Camille Fallet
La photographie de Camille Fallet aborde la question du territoire et de ses représentations. En tant que mise en forme d’une pensée, le montage y joue un rôle prépondérant. L’exposition «Documents-2003/2014» à la galerie Cour Carrée présente ainsi une sélection d’oeuvres réalisées au cours des cinq dernières années. Ce choix délibéré, qui soustrait les images aux séries dont elle faisaient partie et qui permet ainsi d’entrevoir la trame conceptuelle dont se supporte le travail du photographe, vient remettre en question le caractère purement documentaire qu’un spectateur hâtif pourrait attribuer à son travail. A travers l’édition, l’oeil s’implique dans la représentation, la neutralité documentaire s’ouvre au regard critique: l’architecture post-brutaliste des logements sociaux londoniens évoquant les échecs de l’utopie moderniste est ici restituée sous forme de grille, élément récurant du modernisme; il en est de même pour la molène et la trace de voiture dans la neige qui, en tant que documents, témoignent des détails du paysage francilien, mais qui, formellement, renvoient au réductionnisme de l’art moderne. C’est en effet ce décalage entre l’ordinaire du sujet et la portée polémique de sa représentation qui est au coeur du travail de Camille Fallet.
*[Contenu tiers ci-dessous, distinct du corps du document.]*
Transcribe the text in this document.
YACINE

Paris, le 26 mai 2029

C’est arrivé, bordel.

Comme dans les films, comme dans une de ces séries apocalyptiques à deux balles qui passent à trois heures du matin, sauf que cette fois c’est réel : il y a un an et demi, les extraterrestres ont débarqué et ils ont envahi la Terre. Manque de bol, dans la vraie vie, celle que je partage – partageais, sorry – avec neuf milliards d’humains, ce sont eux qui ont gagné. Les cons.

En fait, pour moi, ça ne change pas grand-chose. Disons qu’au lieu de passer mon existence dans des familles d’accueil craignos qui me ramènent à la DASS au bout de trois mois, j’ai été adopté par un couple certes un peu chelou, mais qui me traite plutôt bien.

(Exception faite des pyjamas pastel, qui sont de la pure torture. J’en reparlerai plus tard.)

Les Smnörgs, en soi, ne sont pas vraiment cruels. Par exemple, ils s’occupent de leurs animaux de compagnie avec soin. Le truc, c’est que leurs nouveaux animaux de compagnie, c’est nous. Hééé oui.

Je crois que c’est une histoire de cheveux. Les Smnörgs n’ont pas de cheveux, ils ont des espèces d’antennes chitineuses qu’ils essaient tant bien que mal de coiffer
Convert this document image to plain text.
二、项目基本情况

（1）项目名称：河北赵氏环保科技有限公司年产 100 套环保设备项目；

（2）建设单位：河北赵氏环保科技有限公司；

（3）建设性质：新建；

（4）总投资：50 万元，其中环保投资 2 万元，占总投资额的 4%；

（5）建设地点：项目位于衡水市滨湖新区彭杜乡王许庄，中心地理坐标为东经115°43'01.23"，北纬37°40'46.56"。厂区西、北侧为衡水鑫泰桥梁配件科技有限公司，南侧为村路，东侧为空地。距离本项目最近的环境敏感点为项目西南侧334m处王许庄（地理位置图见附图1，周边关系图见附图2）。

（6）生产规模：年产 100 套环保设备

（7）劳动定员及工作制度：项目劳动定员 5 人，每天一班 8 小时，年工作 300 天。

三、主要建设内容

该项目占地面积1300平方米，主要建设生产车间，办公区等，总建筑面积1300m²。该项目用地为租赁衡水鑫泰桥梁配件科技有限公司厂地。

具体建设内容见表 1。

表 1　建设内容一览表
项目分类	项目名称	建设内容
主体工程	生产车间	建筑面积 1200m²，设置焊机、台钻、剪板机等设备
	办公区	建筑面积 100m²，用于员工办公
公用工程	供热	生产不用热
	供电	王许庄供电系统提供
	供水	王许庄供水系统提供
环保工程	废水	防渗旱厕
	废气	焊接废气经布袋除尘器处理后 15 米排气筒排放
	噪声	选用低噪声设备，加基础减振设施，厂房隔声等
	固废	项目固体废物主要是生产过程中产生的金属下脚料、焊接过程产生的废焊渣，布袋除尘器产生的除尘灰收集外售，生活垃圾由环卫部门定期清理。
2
Camille Fallet's photography addresses the question of territory and its representations. As a way of shaping a thought process, montage plays a key role. The "Documents-2003/2014" exhibition at the Cour Carrée gallery presents a selection of works produced over the last five years. This deliberate choice, which removes the images from the series of which they were a part and allows us to glimpse the conceptual framework that underpins the photographer's work, challenges the purely documentary nature that a hasty viewer might attribute to his work. Through editing, the eye becomes involved in the representation, and documentary neutrality is opened up to a critical gaze: the post-Brutalist architecture of London's social housing, evoking the failures of the modernist utopia, is rendered here in the form of a grid, a recurrent element of modernism; the same is true of the mullein and the car tracks in the snow, which, as documents, bear witness to the details of the Ile-de-France landscape, but which, formally, refer back to the reductionism of modern art. It is this discrepancy between the ordinariness of the subject and the polemical significance of its representation that lies at the heart of Camille Fallet's work.